今年は万博で沸く大阪を前に”脇役”感もあった我らが東京だが、この秋、「世界陸上」というビッグイベントが降ってきた。

オリンピックとは違って2年に一回の大会だから決してレア感のあるイベントではないし、時は選手が記録を狙うにも会場で観戦するにもはあまりに過酷な残暑真っ只中。さらに輪をかけて、引退したはずの織田裕二が暑苦しく再登場・・・ということで、先月末くらいに予告を見た時は、大して盛り上がらないんじゃないかな・・・と思っていたが、蓋を開けてみれば日を追うごとにヒートアップ。映像から伝わってくる国立競技場の地鳴りのような歓声に、いつもとは違う何かを感じた。

34年前には世界を席巻していたマラソンは、相変わらずの苦戦続き*1。その他の種目でも決して日本勢が爆発的な結果を出した、というわけではない。

ただ、女子3000m障害の予選で齋藤みう選手が日本新を出したことで、記録を17年間保持し続けた日本女子中距離界のレジェンド・早狩実紀選手の名前が蘇ったのは正直嬉しかったし、この「東京」の舞台で男子400m、中島佑気ジョセフ選手が決勝まで進出したことで、あの伝説の高野進選手の名前が度々取り上げられ、当時の記憶まで鮮明に蘇ってきた*2、というのは、自分の中での最大のハイライトだったような気がする。

そして、この国でもじわじわと排外主義が蔓延しそうな雰囲気になっている中で、それでもこの国が(ゆっくりだけど)長い時間をかけて育んできた”多様性”を象徴するようなアスリートたちが、国を代表して体を張る姿を見て、なんとも言えない清々しさと安堵感を抱いたのは、決して自分だけではないだろう。

この国にとっては、こういう積み重ねこそが大事なのだと思っている。


なお、連日盛り上がる会場の様子に反応して、「4年前のオリンピックを有観客でやっていれば・・・」と呟く声もあちこちで見かけたが、冒頭でも書いたように、9月の開催ですらこれだけ暑いのに、7~8月の開催がFIXしていた4年前の五輪で会場に観客をいれたところで、熱中症で搬送される人々がたくさん出てきただけじゃないのかな、と思わずにはいられない。

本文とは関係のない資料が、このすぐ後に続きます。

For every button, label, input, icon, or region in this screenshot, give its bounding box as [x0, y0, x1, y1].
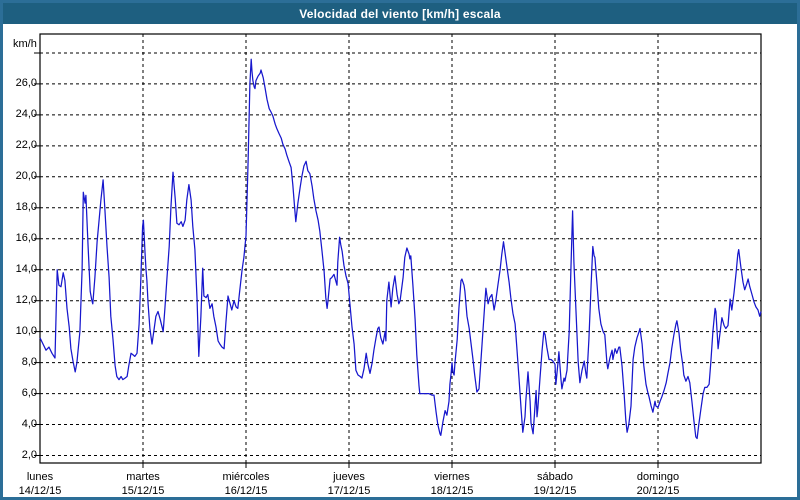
wind-speed-line [39, 58, 762, 440]
y-tick-label: 18,0 [15, 201, 37, 214]
x-date-label: 14/12/15 [18, 485, 62, 497]
x-date-label: 17/12/15 [327, 485, 371, 497]
plot-border [39, 33, 762, 464]
x-day-label: sábado [536, 471, 574, 483]
x-date-label: 16/12/15 [224, 485, 268, 497]
x-day-label: lunes [26, 471, 54, 483]
y-tick-label: 22,0 [15, 139, 37, 152]
y-tick-label: 12,0 [15, 294, 37, 307]
x-day-label: jueves [333, 471, 365, 483]
y-tick-label: 26,0 [15, 77, 37, 90]
y-tick-label: 24,0 [15, 108, 37, 121]
y-tick-label: 6,0 [21, 387, 37, 400]
page-title: Velocidad del viento [km/h] escala [299, 6, 501, 21]
x-date-label: 19/12/15 [533, 485, 577, 497]
x-day-label: martes [126, 471, 160, 483]
y-tick-label: 2,0 [21, 449, 37, 461]
title-bar: Velocidad del viento [km/h] escala [3, 3, 797, 24]
y-tick-label: 8,0 [21, 356, 37, 369]
x-day-label: viernes [434, 471, 470, 483]
y-tick-label: 14,0 [15, 263, 37, 276]
x-day-label: domingo [636, 471, 680, 483]
y-tick-label: 10,0 [15, 325, 37, 338]
x-date-label: 18/12/15 [430, 485, 474, 497]
y-tick-label: 20,0 [15, 170, 37, 183]
wind-speed-chart: km/h 2,0 4,0 6,0 8,0 10,0 12,0 14,0 16,0 18,0 20,0… [3, 24, 797, 497]
x-date-label: 20/12/15 [636, 485, 680, 497]
chart-canvas [34, 33, 762, 468]
y-tick-label: 16,0 [15, 232, 37, 245]
x-day-label: miércoles [222, 471, 270, 483]
y-axis-unit-label: km/h [13, 37, 37, 50]
x-date-label: 15/12/15 [121, 485, 165, 497]
y-tick-label: 4,0 [21, 418, 37, 431]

また、今回の観客のリアクションが、18年前の大阪で自分が体感したそれ*3と比べても格段に勝っていたように見えたのは、「”残念無念”の4年前の東京で中継にかじりついた結果、陸上の魅力に気づいた人が増えたから」ではないか?というのは、行き過ぎた仮説だろうか??

「開催できるかどうか」という瀬戸際で行われた苦渋の選択、そして、それを受けて、静まり返ったスタジアムの中でそれでも心を打つ戦いを繰り広げた全世界のアスリートの思いが、4年の時を超えてリアルな大声援に昇華した、と考えれば、あの時の選択も決して悪いものではなかったはずである。

34年前と同様、熱いバトルに惹きつけられながらも、とうとう最後まで会場には足を運べなかった自分。

「タイガースの優勝」並みの確率でしかこの国に順番が回ってこないイベントが次に日本に来るのはいつなのか、そしてその時、自分がどこで何をしているのか、ということは神のみぞ知る、の世界だが、もし再び、自分が生きている間に東京で世界陸上が行われることがあるとすれば、その時こそは会場で、おそらくはもっともっと多様性を増しているであろう日本選手団と、世界のトップアスリートたちが繰り広げる熱戦に喝采を送りたいと今は思っているところである。

*1:その代わりに競歩は今大会でもメダルを取ったが、事前の期待よりは一回りスケールダウンした結果だったような気がする。

*2:自分も元々競技で走っていた人間だから、91年世界陸上、92年バルセロナ五輪、と、高野選手のレースはテレビにかじりついて観ていたのだった。

*3:あまり盛り上がってないなぁ…というのが、はるばる長居まで足を運んだ自分の当時の正直な感想だった。